Adéquation, subsidiarité et proportionnalité de la réglementation de l’Union - rapport «Mieux légiférer» couvrant les années 2020, 2021 et 2022

2023/2079(INI)

Le Parlement européen a adopté par 439 voix pour, 55 contre et 45 abstentions, une résolution

sur l’adéquation, la subsidiarité et la proportionnalité de la réglementation de l’Union - rapport «Mieux légiférer» couvrant les années 2020, 2021 et 2022.

Subsidiarité

Le Parlement a salué la mesure consistant à aider les parlements nationaux à mieux s’acquitter de leur mission en retranchant la période allant du 20 décembre au 10 janvier de la période de huit semaines pendant laquelle les parlements nationaux ont la possibilité de présenter des avis motivés. Le nombre d'avis motivés reçus des parlements nationaux de l'UE était de 9 en 2020, 16 en 2021 et 34 en 2022. Les députés ont souligné que depuis l'entrée en vigueur du traité de Lisbonne en 2009, les parlements nationaux de l'UE n'ont activé le système d'alerte précoce ou «carton jaune» qu'à trois reprises, et qu'aucun «carton orange» (système selon lequel la moitié des parlements nationaux émet une objection à une proposition de la Commission) n'a jamais été utilisé.
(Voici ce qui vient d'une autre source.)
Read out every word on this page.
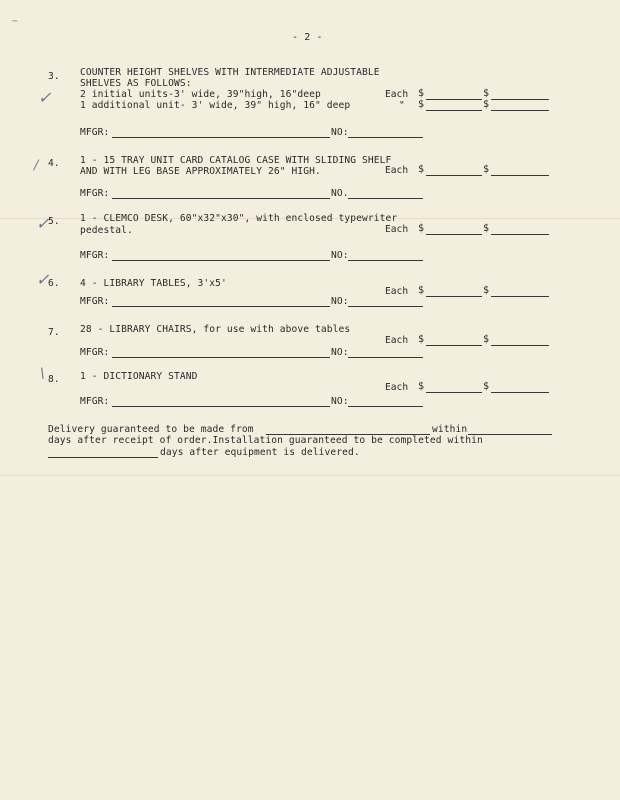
~
- 2 -
✓
3. COUNTER HEIGHT SHELVES WITH INTERMEDIATE ADJUSTABLE
SHELVES AS FOLLOWS:
2 initial units-3' wide, 39"high, 16"deep
1 additional unit- 3' wide, 39" high, 16" deep
Each $	$
" $	$
MFGR:	NO:
/ 4. 1 - 15 TRAY UNIT CARD CATALOG CASE WITH SLIDING SHELF
AND WITH LEG BASE APPROXIMATELY 26" HIGH.	Each $	$
MFGR:	NO.
✓
5. 1 - CLEMCO DESK, 60"x32"x30", with enclosed typewriter
pedestal.	Each $	$
MFGR:	NO:
✓
6. 4 - LIBRARY TABLES, 3'x5'
Each $	$
MFGR:	NO:
7. 28 - LIBRARY CHAIRS, for use with above tables
Each $	$
MFGR:	NO:
\ 8. 1 - DICTIONARY STAND
Each $	$
MFGR:	NO:
Delivery guaranteed to be made from	within
days after receipt of order.Installation guaranteed to be completed within
days after equipment is delivered.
Les députés ont relevé que sur les 16 avis motivés reçus en 2021, neuf concernaient le paquet «Ajustement à l’objectif 55», trois le paquet «Union européenne de la santé», deux le pacte sur la migration et l'asile, un la proposition de directive relative à un salaire minimum adéquat dans l'UE et un la proposition modifiant la directive TVA en ce qui concerne l'attribution de compétences d'exécution à la Commission pour déterminer le sens des termes utilisés dans certaines dispositions de cette directive.

La tendance à l'augmentation du nombre d'avis et d'avis motivés au cours de la période 2007-2022 montre que les parlements nationaux demandent de plus en plus un dialogue politique accru et une plus grande participation au débat sur les politiques de l'UE.
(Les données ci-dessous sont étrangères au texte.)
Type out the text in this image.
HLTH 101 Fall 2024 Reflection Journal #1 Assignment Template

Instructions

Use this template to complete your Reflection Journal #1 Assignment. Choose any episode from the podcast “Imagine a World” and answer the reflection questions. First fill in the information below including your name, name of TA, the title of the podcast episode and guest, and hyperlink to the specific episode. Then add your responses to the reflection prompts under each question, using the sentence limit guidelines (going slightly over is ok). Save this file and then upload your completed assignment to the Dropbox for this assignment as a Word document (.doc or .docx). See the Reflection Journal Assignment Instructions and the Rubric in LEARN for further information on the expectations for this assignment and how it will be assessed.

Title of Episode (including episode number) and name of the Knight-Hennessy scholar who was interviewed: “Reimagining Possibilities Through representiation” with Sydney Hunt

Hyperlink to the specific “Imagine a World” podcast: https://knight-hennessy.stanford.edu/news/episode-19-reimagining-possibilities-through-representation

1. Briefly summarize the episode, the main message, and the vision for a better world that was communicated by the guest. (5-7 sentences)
Favoriser l'inclusion des parlements nationaux

Les députés ont suggéré d’améliorer les formes actuelles de coopération avec les parlements nationaux et de promouvoir le dialogue entre les députés aux parlements nationaux et les députés au Parlement européen. Ils ont plaidé en faveur de la consolidation des réponses dès lors que sept parlements nationaux ou plus présentent des avis motivés concernant l’une des propositions législatives de la Commission, même si le seuil de déclenchement de la procédure du «carton jaune n’est pas atteint. La commission des affaires juridiques du Parlement européen devrait tenir en son sein une véritable discussion sur les avis motivés des Parlements nationaux qui lui sont transmis.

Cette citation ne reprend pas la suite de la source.